Sir Walter Scott, as President of the Royal Society of Edinburgh, was asked his view on whether the anatomist Robert Knox should be invited to lecture to the Society. Knox was notorious as the procurer of the bodies of the victims of Burke and Hare. Scott ruled against the lecture, saying:
‘I think hearing it before Mr Knox has made any defence would be an intimation of our preference of the cause of Science to those of Morality and Common Humanity.’3
Modern science, especially health research, is perversely exclusive, naturally in relation to issues that cannot be resolved by scientific method, but systematically, in terms of people with complex problems and places where it is difficult to carry out research:
‘Until the methods of science are made satisfactory for all the important distinctions of human phenomena, our best approach to many problems in therapy will be to rely on the judgements of thoughtful people who are familiar with the total realities of human ailments.’4
Such people include the best GPs who deal every day with whatever problems their patients bring.
When General Practitioners at the Deep End, working in Scotland’s 100 most deprived communities, first met in 2009, it was the first time in the history of the NHS that they had ever been convened or consulted. Their experience and views were evidence to be tapped. A decade later, the group has identity, voice, a manifesto, shared activity, camaraderie, and impact.5 But inequalities in health in Scotland remain the worst in Western Europe. The poorest 10% die 10 years earlier than the richest 10% and spend twice as long in poor health before they die. TC Smout wrote:
‘The true grimness of the Scottish town was concealed from the tourist round of monuments and shopping centres, and was only revealed in the patient statistics of the Registrar General.’6
We understand the theory but fail the practical. In the words of William Blake, ‘He who would do good to another must do it in Minute Particulars; the General Good is the plea of the scoundrel, hypocrite and flatterer.’

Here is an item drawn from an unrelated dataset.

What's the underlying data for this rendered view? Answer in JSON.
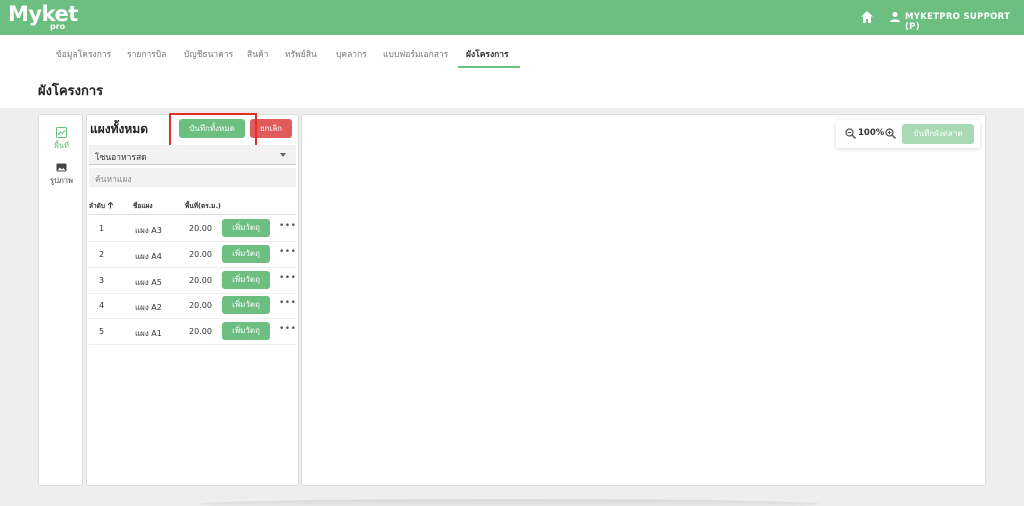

The Deep End has focused on minute particulars: longer consultations for patients with complex problems; serial consultations to build knowledge, confidence, and agency in the unworried unwell; adding capacity by linking practices to resources in the community; placing financial advisors in general practices, often raising patients’ incomes by thousands of pounds; attaching young GPs to practices, releasing the time of experienced GPs so they can use their experience and knowledge; sharing experience between practices, so that the best anywhere becomes the standard everywhere. The Inverse Care Law is not the difference between good medical care in affluent areas and bad care in poor areas, but rather as the difference between what Deep End practitioners can do and could do, if they were better resourced and better organised as a group. We have learned that advocacy based on rhetoric has limited impact. When the music stops, power and resource tend to sit where they always have. The challenge is to win the argument on the ground, providing better solutions to health service problems such as multimorbidity, fragmented care, pressures on emergency departments, resource constraints, and widening health inequality. This is advocacy based on example.
The Deep End Project is an affirmation and expression of generalism, of local leadership and collective endeavour — a pre-institutional network fuelled by passion and common cause. There is no grand plan, only a direction of travel and a commitment to shared learning. The Scottish project has struck a chord. There are similar projects now in Ireland, Yorkshire, and Greater Manchester, and stirrings in Canberra and Pittsburgh. The story is being told in different ways in different places, in the best balladic tradition — something, I think, that Andrew Fletcher would have recognised, and of which I hope he would have approved.